Gia’ ieri era emerso che, dopo che lo scorso 26 maggio erano state depositate alle parti le motivazioni del verdetto, la Procura avrebbe presentato l’atto di impugnazione alla Corte d’Appello di Milano. La “trasformazione” da fornitura a donazione, ha scritto il gup Valori nelle motivazioni, “si e’ realizzata con una novazione contrattuale che e’ stata operata in chiaro, portata a conoscenza delle parti, non simulata ma espressamente dichiarata” e non ci fu quindi alcun “inganno”. Nel ‘Caso camici‘, ha spiegato ancora il giudice, “pare difettare in toto la dissimulazione del supposto inadempimento contrattuale”. Inadempimento contestato, invece, dalla Procura perche’, quando quella fornitura dell’aprile 2020 affidata a Dama, societa’ di Dini (di cui la moglie del presidente lombardo deteneva il 10%), da 75mila camici e altri 7mila dpi per 513mila euro, si era trasformata in donazione non erano stati piu’ consegnati 25mila camici

L’aggiunto Maurizio Romanelli e i pm Paolo Filippini e Carlo Scalas col ricorso chiedono di ribaltare la sentenza del gup e insistono affinche’ i cinque imputati vengano mandati a giudizio (la decisione spettera’ alla Corte d’Appello).

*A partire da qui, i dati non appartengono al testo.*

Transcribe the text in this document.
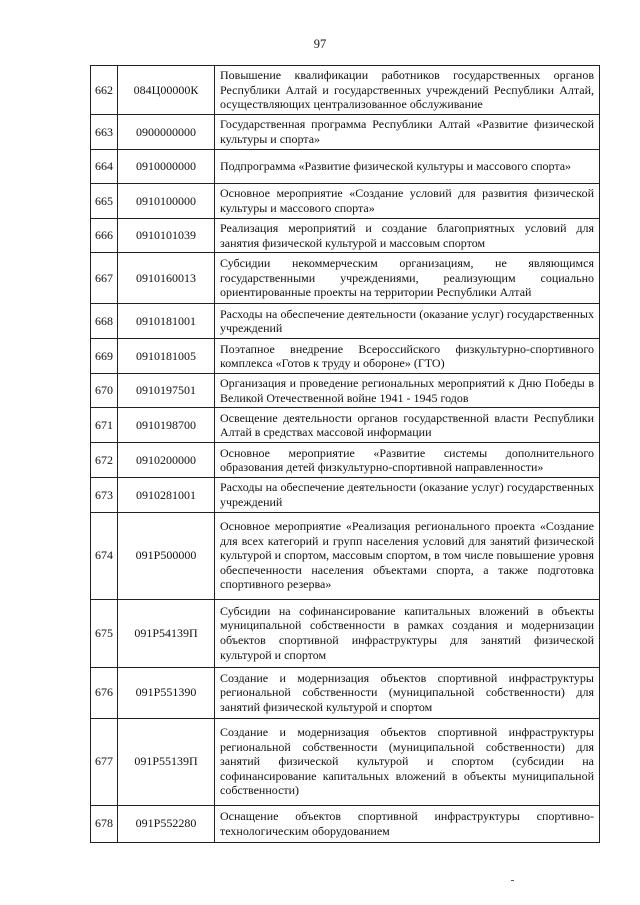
97
662	084Ц00000К	Повышение квалификации работников государственных органов Республики Алтай и государственных учреждений Республики Алтай, осуществляющих централизованное обслуживание
663	0900000000	Государственная программа Республики Алтай «Развитие физической культуры и спорта»
664	0910000000	Подпрограмма «Развитие физической культуры и массового спорта»
665	0910100000	Основное мероприятие «Создание условий для развития физической культуры и массового спорта»
666	0910101039	Реализация мероприятий и создание благоприятных условий для занятия физической культурой и массовым спортом
667	0910160013	Субсидии некоммерческим организациям, не являющимся государственными учреждениями, реализующим социально ориентированные проекты на территории Республики Алтай
668	0910181001	Расходы на обеспечение деятельности (оказание услуг) государственных учреждений
669	0910181005	Поэтапное внедрение Всероссийского физкультурно-спортивного комплекса «Готов к труду и обороне» (ГТО)
670	0910197501	Организация и проведение региональных мероприятий к Дню Победы в Великой Отечественной войне 1941 - 1945 годов
671	0910198700	Освещение деятельности органов государственной власти Республики Алтай в средствах массовой информации
672	0910200000	Основное мероприятие «Развитие системы дополнительного образования детей физкультурно-спортивной направленности»
673	0910281001	Расходы на обеспечение деятельности (оказание услуг) государственных учреждений
674	091P500000	Основное мероприятие «Реализация регионального проекта «Создание для всех категорий и групп населения условий для занятий физической культурой и спортом, массовым спортом, в том числе повышение уровня обеспеченности населения объектами спорта, а также подготовка спортивного резерва»
675	091P54139П	Субсидии на софинансирование капитальных вложений в объекты муниципальной собственности в рамках создания и модернизации объектов спортивной инфраструктуры для занятий физической культурой и спортом
676	091P551390	Создание и модернизация объектов спортивной инфраструктуры региональной собственности (муниципальной собственности) для занятий физической культурой и спортом
677	091P55139П	Создание и модернизация объектов спортивной инфраструктуры региональной собственности (муниципальной собственности) для занятий физической культурой и спортом (субсидии на софинансирование капитальных вложений в объекты муниципальной собственности)
678	091P552280	Оснащение объектов спортивной инфраструктуры спортивно-технологическим оборудованием
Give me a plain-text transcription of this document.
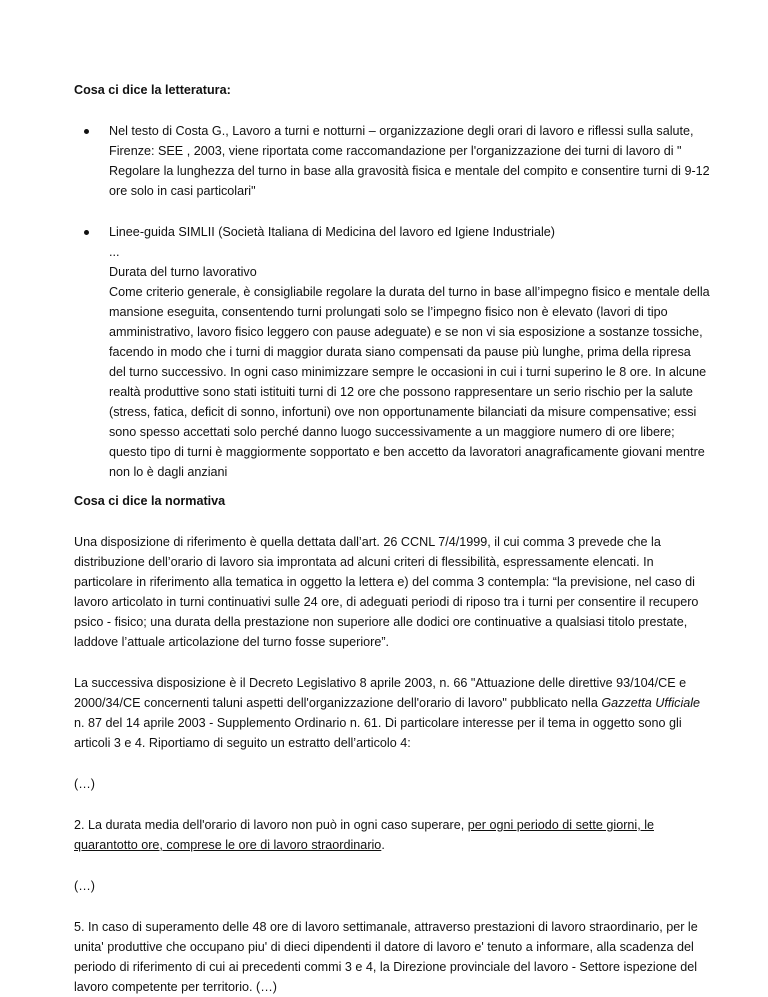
Cosa ci dice la letteratura:

Nel testo di Costa G., Lavoro a turni e notturni – organizzazione degli orari di lavoro e riflessi sulla salute, Firenze: SEE , 2003, viene riportata come raccomandazione per l'organizzazione dei turni di lavoro di " Regolare la lunghezza del turno in base alla gravosità fisica e mentale del compito e consentire turni di 9-12 ore solo in casi particolari"
Linee-guida SIMLII (Società Italiana di Medicina del lavoro ed Igiene Industriale)
...
Durata del turno lavorativo
Come criterio generale, è consigliabile regolare la durata del turno in base all’impegno fisico e mentale della mansione eseguita, consentendo turni prolungati solo se l’impegno fisico non è elevato (lavori di tipo amministrativo, lavoro fisico leggero con pause adeguate) e se non vi sia esposizione a sostanze tossiche, facendo in modo che i turni di maggior durata siano compensati da pause più lunghe, prima della ripresa del turno successivo. In ogni caso minimizzare sempre le occasioni in cui i turni superino le 8 ore. In alcune realtà produttive sono stati istituiti turni di 12 ore che possono rappresentare un serio rischio per la salute (stress, fatica, deficit di sonno, infortuni) ove non opportunamente bilanciati da misure compensative; essi sono spesso accettati solo perché danno luogo successivamente a un maggiore numero di ore libere; questo tipo di turni è maggiormente sopportato e ben accetto da lavoratori anagraficamente giovani mentre non lo è dagli anziani

Cosa ci dice la normativa

Una disposizione di riferimento è quella dettata dall’art. 26 CCNL 7/4/1999, il cui comma 3 prevede che la distribuzione dell’orario di lavoro sia improntata ad alcuni criteri di flessibilità, espressamente elencati. In particolare in riferimento alla tematica in oggetto la lettera e) del comma 3 contempla: “la previsione, nel caso di lavoro articolato in turni continuativi sulle 24 ore, di adeguati periodi di riposo tra i turni per consentire il recupero psico - fisico; una durata della prestazione non superiore alle dodici ore continuative a qualsiasi titolo prestate, laddove l’attuale articolazione del turno fosse superiore”.

La successiva disposizione è il Decreto Legislativo 8 aprile 2003, n. 66 "Attuazione delle direttive 93/104/CE e 2000/34/CE concernenti taluni aspetti dell'organizzazione dell'orario di lavoro" pubblicato nella Gazzetta Ufficiale n. 87 del 14 aprile 2003 - Supplemento Ordinario n. 61. Di particolare interesse per il tema in oggetto sono gli articoli 3 e 4. Riportiamo di seguito un estratto dell’articolo 4:

(…)

2. La durata media dell'orario di lavoro non può in ogni caso superare, per ogni periodo di sette giorni, le quarantotto ore, comprese le ore di lavoro straordinario.

(…)

5. In caso di superamento delle 48 ore di lavoro settimanale, attraverso prestazioni di lavoro straordinario, per le unita' produttive che occupano piu' di dieci dipendenti il datore di lavoro e' tenuto a informare, alla scadenza del periodo di riferimento di cui ai precedenti commi 3 e 4, la Direzione provinciale del lavoro - Settore ispezione del lavoro competente per territorio. (…)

Il giudice non aveva ritenuto necessario un processo nemmeno per Filippo Bongiovanni e Carmen Schweigl, rispettivamente ex dg e dirigente di Aria, centrale acquisti regionale, e per Pier Attilio Superti, vicesegretario generale della Regione. Con un nuovo “accordo” – questo il succo delle motivazioni della sentenza – le parti modificarono quel contratto e la fornitura di camici si trasformo’ in donazione col consenso di tutti che ne accettarono le condizioni. Non conta, dal punto di vista giuridico e penale, il motivo, ossia che si volesse “indubbiamente” mettere “al riparo” il presidente della Lombardia dalle “attenzioni della stampa e dal giudizio dell’opinione pubblica”.

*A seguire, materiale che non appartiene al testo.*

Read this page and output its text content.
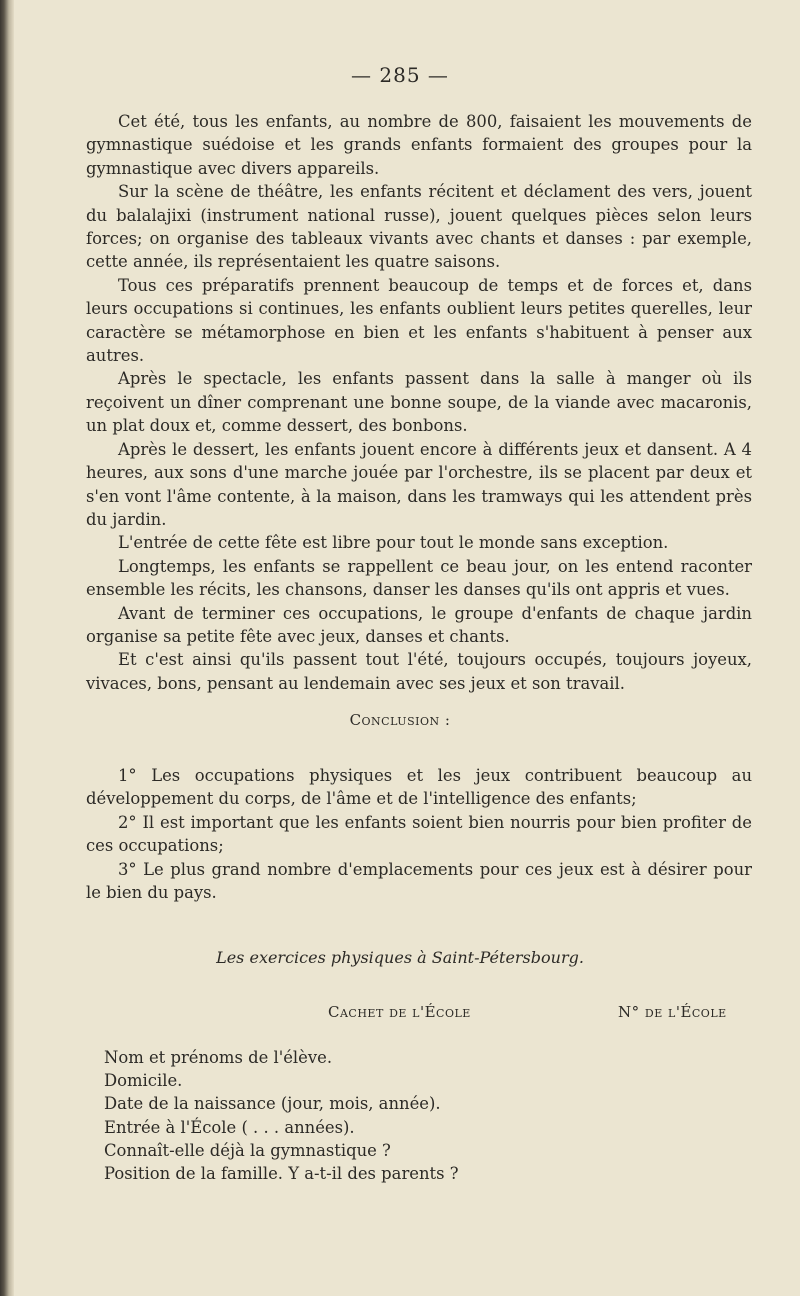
— 285 —

Cet été, tous les enfants, au nombre de 800, faisaient les mouvements de gymnastique suédoise et les grands enfants formaient des groupes pour la gymnastique avec divers appareils.

Sur la scène de théâtre, les enfants récitent et déclament des vers, jouent du balalajixi (instrument national russe), jouent quelques pièces selon leurs forces; on organise des tableaux vivants avec chants et danses : par exemple, cette année, ils représentaient les quatre saisons.

Tous ces préparatifs prennent beaucoup de temps et de forces et, dans leurs occupations si continues, les enfants oublient leurs petites querelles, leur caractère se métamorphose en bien et les enfants s'habituent à penser aux autres.

Après le spectacle, les enfants passent dans la salle à manger où ils reçoivent un dîner comprenant une bonne soupe, de la viande avec macaronis, un plat doux et, comme dessert, des bonbons.

Après le dessert, les enfants jouent encore à différents jeux et dansent. A 4 heures, aux sons d'une marche jouée par l'orchestre, ils se placent par deux et s'en vont l'âme contente, à la maison, dans les tramways qui les attendent près du jardin.

L'entrée de cette fête est libre pour tout le monde sans exception.

Longtemps, les enfants se rappellent ce beau jour, on les entend raconter ensemble les récits, les chansons, danser les danses qu'ils ont appris et vues.

Avant de terminer ces occupations, le groupe d'enfants de chaque jardin organise sa petite fête avec jeux, danses et chants.

Et c'est ainsi qu'ils passent tout l'été, toujours occupés, toujours joyeux, vivaces, bons, pensant au lendemain avec ses jeux et son travail.

Conclusion :

1° Les occupations physiques et les jeux contribuent beaucoup au développement du corps, de l'âme et de l'intelligence des enfants;

2° Il est important que les enfants soient bien nourris pour bien profiter de ces occupations;

3° Le plus grand nombre d'emplacements pour ces jeux est à désirer pour le bien du pays.

Les exercices physiques à Saint-Pétersbourg.
Cachet de l'École	N° de l'École
Nom et prénoms de l'élève.
Domicile.
Date de la naissance (jour, mois, année).
Entrée à l'École ( . . . années).
Connaît-elle déjà la gymnastique ?
Position de la famille. Y a-t-il des parents ?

Il cambio in corsa, secondo il giudice, fu reso “palese” tra le parti: da un lato Dama ha sospeso le consegne, dopo aver fornito 50 mila camici, e dall’altro Aria “ha revocato i mandati di pagamento”. I motivi del verdetto, tuttavia, non convincono gli inquirenti perche’, in sostanza, lo stop alla fornitura pubblica sarebbe stato trattato dal giudice nelle motivazioni come una ‘questione privata’, non tenendo conto che uno dei contraenti era la centrale acquisti della Regione. Nelle repliche in udienza preliminare i pm avevano gia’ rimarcato il fatto che il movente della presunta frode sarebbe stato proprio quello di coprire lo scandalo del conflitto di interessi.